Un'aquila enorme e altri uccelli sorvolano una carogna di canguro.

«Gio, fermati!».

Mi sono avvicinato.

I volatili si librano in volo.

Resta a farsi osservare soltanto quello che rimane di un canguro. Morto, slabbrato, scuoiato.

Alcune gocce di sangue rappreso colorano di macabro l'asfalto rovente.

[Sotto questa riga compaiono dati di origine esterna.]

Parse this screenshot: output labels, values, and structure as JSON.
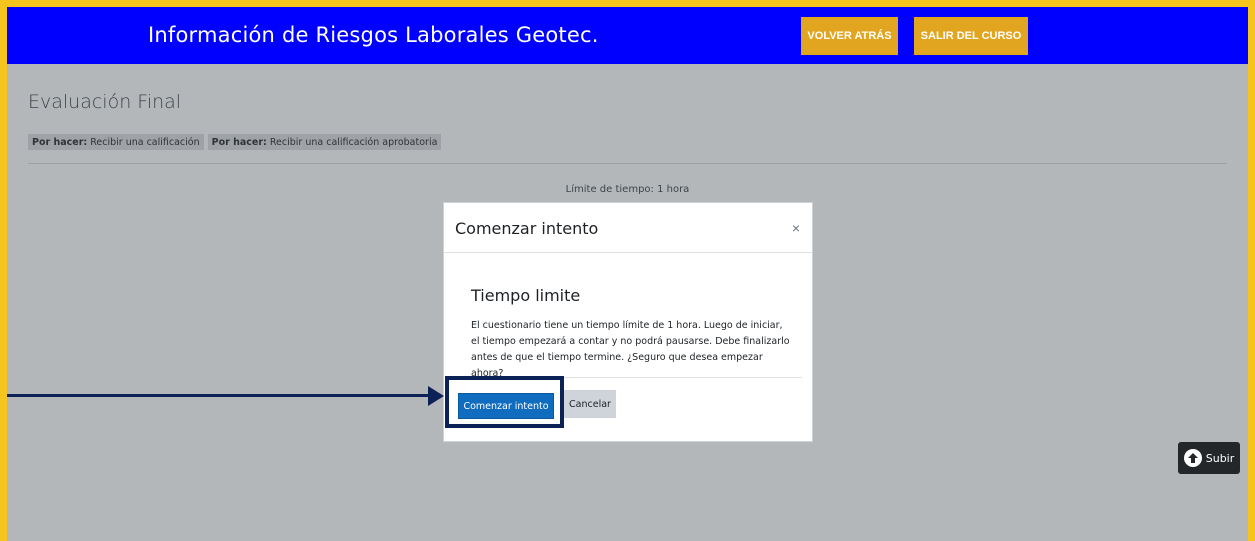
{
  "header": {
    "site_title": "Información de Riesgos Laborales Geotec.",
    "back_button": "VOLVER ATRÁS",
    "exit_button": "SALIR DEL CURSO",
    "bar_color": "#0000fe",
    "button_color": "#e2a520"
  },
  "page": {
    "title": "Evaluación Final",
    "badges": [
      {
        "prefix": "Por hacer:",
        "text": "Recibir una calificación"
      },
      {
        "prefix": "Por hacer:",
        "text": "Recibir una calificación aprobatoria"
      }
    ],
    "time_limit": "Límite de tiempo: 1 hora"
  },
  "modal": {
    "title": "Comenzar intento",
    "close_symbol": "×",
    "heading": "Tiempo limite",
    "body": "El cuestionario tiene un tiempo límite de 1 hora. Luego de iniciar, el tiempo empezará a contar y no podrá pausarse. Debe finalizarlo antes de que el tiempo termine. ¿Seguro que desea empezar ahora?",
    "start_button": "Comenzar intento",
    "cancel_button": "Cancelar"
  },
  "scroll_top": {
    "label": "Subir",
    "icon": "arrow-up-circle-icon"
  },
  "annotation": {
    "color": "#0c2155"
  }
}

So che quando mi allontanerò i rapaci continueranno il loro pasto.

Laghi salati.

Distese di bianco inguardabile. Un treno di non meno di un chilometro costeggia la strada.

Corre lento, superabile.

In quest'enormità tutto prende dimensioni sconfinate.

Anche il silenzio.

Non c'è nessuno.

Assolutamente nessuno.

06 aprile 2005, Kakadu National Park – Cooinda

Coccodrillo

Nel pallore del sole di un fresco mattino addentavo una banana gialla.

Me ne stavo seduto sul lato destro di un battello carico di turisti di varie nazionalità, tutti armati di macchine fotografiche, binocoli, oppure solo dello sguardo, per catturare istanti ottici nella memoria di una foto o di una curva di cervello.

Il battello solcava lentamente le placide acque della Yellow Water Billabong, percorrendo poi quelle di un fiume senza corrente.

Una scura, impenetrabile distesa d'acqua contornata di altissimi e verdi fili d'erba.

Uccelli senza nome occupavano le cime degli alberi, molti dei quali Paper Bark Trees, ovvero alberi la cui corteccia viene usata per scrivere.

La tagliente acqua della palude rifletteva un'alba ormai sorella

del giorno.

Cerchi perfetti.

Al centro un insetto.

Centravano il bersaglio di piccole onde intorno alle pause del volo, incuranti della presenza del principe.

Principe coccodrillo.

Scrutava la lama.

Movimenti lenti al confine tra acqua e aria, emergevano soltanto le sue creste di rettile e gli occhi gialli.

Domina sott'acqua, vietandone incaute intrusioni.